Sandy takes toll on Halloween parties, could disrupt candy sales
The economic damage wrought by Sandy’s rampage through the East Coast now might encompass candy sales, costume purchases and holiday event planners as the storm shuts down Halloween celebrations along its path.
For the first time in 39 years, the popular Village Halloween Parade in New York City was canceled by authorities. The event usually brings hundreds of thousands of tourists and some $90 million in visitor dollars annually into the city and is often considered by Greenwich Village businesses to be their best night of the year.
The Park Slope Civic Council’s Halloween Parade was also nixed as police, sanitation workers and other city employees were redirected to aid recovery efforts.
“Even though the streets in the neighborhood are walkable, we felt this was not a priority given needs elsewhere in the City,” said Civic Council President Michael Cairl in a statement.
Model Heidi Klum called off her much-hyped and celebrity-studded annual bash.

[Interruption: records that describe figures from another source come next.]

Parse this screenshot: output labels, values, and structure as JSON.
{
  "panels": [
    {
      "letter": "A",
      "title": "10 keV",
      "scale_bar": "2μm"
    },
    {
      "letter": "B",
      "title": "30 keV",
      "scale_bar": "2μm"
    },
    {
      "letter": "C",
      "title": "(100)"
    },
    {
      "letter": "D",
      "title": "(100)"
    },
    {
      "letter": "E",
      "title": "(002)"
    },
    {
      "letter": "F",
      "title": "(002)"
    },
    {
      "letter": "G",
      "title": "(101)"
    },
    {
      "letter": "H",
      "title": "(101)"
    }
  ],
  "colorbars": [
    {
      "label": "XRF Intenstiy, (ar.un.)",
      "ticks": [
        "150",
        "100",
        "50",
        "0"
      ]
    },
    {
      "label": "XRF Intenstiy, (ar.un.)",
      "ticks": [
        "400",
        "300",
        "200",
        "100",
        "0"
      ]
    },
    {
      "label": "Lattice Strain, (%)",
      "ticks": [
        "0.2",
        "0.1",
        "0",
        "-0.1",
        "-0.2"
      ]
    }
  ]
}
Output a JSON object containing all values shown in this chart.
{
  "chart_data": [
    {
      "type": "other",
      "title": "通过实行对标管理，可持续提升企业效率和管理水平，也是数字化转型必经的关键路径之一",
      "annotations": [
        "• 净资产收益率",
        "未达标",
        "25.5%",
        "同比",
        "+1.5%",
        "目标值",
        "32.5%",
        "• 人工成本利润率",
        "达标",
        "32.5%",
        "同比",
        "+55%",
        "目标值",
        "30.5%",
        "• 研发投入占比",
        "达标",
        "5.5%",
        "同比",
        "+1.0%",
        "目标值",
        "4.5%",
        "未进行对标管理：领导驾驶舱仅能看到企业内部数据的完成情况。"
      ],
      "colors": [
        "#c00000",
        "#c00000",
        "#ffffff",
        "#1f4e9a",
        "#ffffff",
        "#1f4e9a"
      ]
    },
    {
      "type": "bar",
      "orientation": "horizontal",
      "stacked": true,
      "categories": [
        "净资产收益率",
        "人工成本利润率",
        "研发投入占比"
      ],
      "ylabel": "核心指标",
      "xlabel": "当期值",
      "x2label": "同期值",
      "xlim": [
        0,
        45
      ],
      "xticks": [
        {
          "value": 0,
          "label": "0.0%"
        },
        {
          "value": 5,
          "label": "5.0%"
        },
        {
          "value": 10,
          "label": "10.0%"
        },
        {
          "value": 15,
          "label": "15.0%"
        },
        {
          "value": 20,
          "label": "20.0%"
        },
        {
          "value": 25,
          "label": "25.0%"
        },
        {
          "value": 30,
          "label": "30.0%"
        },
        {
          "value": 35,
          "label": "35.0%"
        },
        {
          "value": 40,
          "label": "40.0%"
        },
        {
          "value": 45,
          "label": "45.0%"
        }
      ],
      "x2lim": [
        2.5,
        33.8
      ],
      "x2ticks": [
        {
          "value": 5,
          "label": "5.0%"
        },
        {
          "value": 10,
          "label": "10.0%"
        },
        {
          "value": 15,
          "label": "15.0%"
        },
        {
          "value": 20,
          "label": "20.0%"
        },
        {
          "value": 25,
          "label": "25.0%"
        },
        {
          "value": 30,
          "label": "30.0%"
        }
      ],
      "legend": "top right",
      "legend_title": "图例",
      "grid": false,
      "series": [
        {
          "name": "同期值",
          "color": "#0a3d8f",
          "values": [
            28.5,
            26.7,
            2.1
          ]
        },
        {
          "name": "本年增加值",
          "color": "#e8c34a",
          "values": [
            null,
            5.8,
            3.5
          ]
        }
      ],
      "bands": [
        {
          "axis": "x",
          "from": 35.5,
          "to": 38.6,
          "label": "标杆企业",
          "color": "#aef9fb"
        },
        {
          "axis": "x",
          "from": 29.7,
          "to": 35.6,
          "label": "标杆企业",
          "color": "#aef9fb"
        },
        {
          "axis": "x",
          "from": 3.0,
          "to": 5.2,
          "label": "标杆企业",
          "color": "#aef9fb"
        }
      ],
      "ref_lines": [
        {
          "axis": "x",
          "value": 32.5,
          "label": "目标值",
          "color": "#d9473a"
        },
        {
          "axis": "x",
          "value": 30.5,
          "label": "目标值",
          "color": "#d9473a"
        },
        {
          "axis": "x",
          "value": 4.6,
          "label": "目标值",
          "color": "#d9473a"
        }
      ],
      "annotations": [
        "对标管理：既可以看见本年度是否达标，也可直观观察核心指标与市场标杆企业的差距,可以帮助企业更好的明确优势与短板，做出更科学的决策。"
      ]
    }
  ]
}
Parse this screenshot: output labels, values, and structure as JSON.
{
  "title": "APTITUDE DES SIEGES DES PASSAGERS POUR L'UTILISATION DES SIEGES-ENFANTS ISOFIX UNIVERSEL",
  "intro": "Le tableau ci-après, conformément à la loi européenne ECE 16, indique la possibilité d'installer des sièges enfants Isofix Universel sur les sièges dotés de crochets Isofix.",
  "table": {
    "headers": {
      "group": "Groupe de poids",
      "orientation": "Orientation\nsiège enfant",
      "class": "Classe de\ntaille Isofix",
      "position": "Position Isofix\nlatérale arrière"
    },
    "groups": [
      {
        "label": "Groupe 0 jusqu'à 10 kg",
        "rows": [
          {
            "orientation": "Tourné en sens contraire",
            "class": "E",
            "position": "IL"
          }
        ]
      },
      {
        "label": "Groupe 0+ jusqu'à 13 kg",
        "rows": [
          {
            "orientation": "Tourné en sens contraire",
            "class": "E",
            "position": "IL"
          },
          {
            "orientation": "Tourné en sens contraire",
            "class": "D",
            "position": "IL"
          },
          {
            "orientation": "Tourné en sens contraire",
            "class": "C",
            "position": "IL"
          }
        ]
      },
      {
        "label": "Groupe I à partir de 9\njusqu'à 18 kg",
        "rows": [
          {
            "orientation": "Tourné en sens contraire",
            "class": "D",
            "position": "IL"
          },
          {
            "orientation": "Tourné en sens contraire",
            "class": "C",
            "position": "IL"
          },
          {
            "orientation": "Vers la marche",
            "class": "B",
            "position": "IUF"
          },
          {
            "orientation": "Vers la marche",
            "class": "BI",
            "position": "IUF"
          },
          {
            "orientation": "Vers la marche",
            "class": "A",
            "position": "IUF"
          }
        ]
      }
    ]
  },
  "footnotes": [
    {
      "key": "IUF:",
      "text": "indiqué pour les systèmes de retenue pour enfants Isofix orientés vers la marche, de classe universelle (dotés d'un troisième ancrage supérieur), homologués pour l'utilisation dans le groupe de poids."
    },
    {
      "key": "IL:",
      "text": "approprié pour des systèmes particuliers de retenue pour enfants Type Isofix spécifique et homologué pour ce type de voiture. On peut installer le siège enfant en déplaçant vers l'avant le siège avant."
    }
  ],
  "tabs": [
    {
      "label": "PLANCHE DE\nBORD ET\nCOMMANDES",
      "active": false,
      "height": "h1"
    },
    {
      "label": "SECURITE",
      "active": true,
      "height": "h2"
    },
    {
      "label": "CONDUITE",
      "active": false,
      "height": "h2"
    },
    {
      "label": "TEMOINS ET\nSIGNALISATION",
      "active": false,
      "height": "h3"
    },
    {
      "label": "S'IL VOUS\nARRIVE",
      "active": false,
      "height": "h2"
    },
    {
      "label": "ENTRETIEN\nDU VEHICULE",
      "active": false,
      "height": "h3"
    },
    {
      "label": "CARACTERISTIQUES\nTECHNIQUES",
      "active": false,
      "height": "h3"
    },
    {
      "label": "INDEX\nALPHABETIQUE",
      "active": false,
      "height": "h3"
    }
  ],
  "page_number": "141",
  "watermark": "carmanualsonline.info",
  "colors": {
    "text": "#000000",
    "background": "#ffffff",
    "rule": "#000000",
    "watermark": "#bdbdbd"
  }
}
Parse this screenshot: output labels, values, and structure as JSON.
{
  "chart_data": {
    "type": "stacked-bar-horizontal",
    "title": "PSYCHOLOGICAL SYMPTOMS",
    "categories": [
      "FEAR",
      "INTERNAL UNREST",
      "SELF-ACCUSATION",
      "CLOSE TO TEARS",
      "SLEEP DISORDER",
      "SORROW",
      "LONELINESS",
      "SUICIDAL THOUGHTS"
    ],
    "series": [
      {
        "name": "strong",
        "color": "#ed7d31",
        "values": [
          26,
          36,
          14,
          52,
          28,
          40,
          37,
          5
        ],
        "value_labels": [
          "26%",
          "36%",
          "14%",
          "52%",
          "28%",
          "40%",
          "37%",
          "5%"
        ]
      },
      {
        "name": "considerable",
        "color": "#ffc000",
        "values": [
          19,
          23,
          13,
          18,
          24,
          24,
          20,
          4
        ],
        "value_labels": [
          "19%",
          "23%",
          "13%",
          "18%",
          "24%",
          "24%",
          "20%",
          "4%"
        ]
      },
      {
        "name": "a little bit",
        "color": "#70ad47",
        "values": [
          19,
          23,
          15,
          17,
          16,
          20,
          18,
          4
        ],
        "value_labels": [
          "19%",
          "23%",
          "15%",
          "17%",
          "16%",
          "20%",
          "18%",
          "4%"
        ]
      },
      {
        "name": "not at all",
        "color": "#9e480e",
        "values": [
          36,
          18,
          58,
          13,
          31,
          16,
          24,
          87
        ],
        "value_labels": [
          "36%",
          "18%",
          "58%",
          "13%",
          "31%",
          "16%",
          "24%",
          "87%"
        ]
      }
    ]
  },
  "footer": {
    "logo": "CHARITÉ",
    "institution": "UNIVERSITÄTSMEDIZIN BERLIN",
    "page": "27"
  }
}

“Hope you & your loved ones are safe after the storm,” she wrote on Twitter. “Canceling my Halloween party ... postponing to a haunted Christmas.”
Along much of the Eastern Seaboard, downed trees blocked off streets as fallen power lines sparked on the ground. Gov. Chris Christie of New Jersey tweeted that if trick-or-treating conditions weren’t safe Wednesday, he would “sign an Executive Order rescheduling #Halloween.”
Before the super storm, analysts had projected this Halloween to be a record-breaker, with some 170 million Americans celebrating, spending $8 billion, according to the National Retail Federation.
The National Confectioners Assn. predicted that consumers would shell out $2.4 billion on candy – more than any other year in the last decade, and with much of the customer traffic coming at the last minute.
Of the more than 2,000 fright fest attractions nationwide, as estimated by the Haunted House Assn., many of the most novel ones originate in New York. The average event brings in 8,000 paying guests, with the overall industry generating $400 million to $500 million in ticket sales. Haunted houses spend some $85 million a year on advertising.
The pumpkin market is highly seasonal, with New York and Pennsylvania among the top states for production. The market for the squash was valued at $113 million last year, according to the Agricultural Marketing Resource Center.
But Sandy might take a hefty bite out of all those projections if wary partiers stay at home, take down their decorations and keep their children off the slippery streets.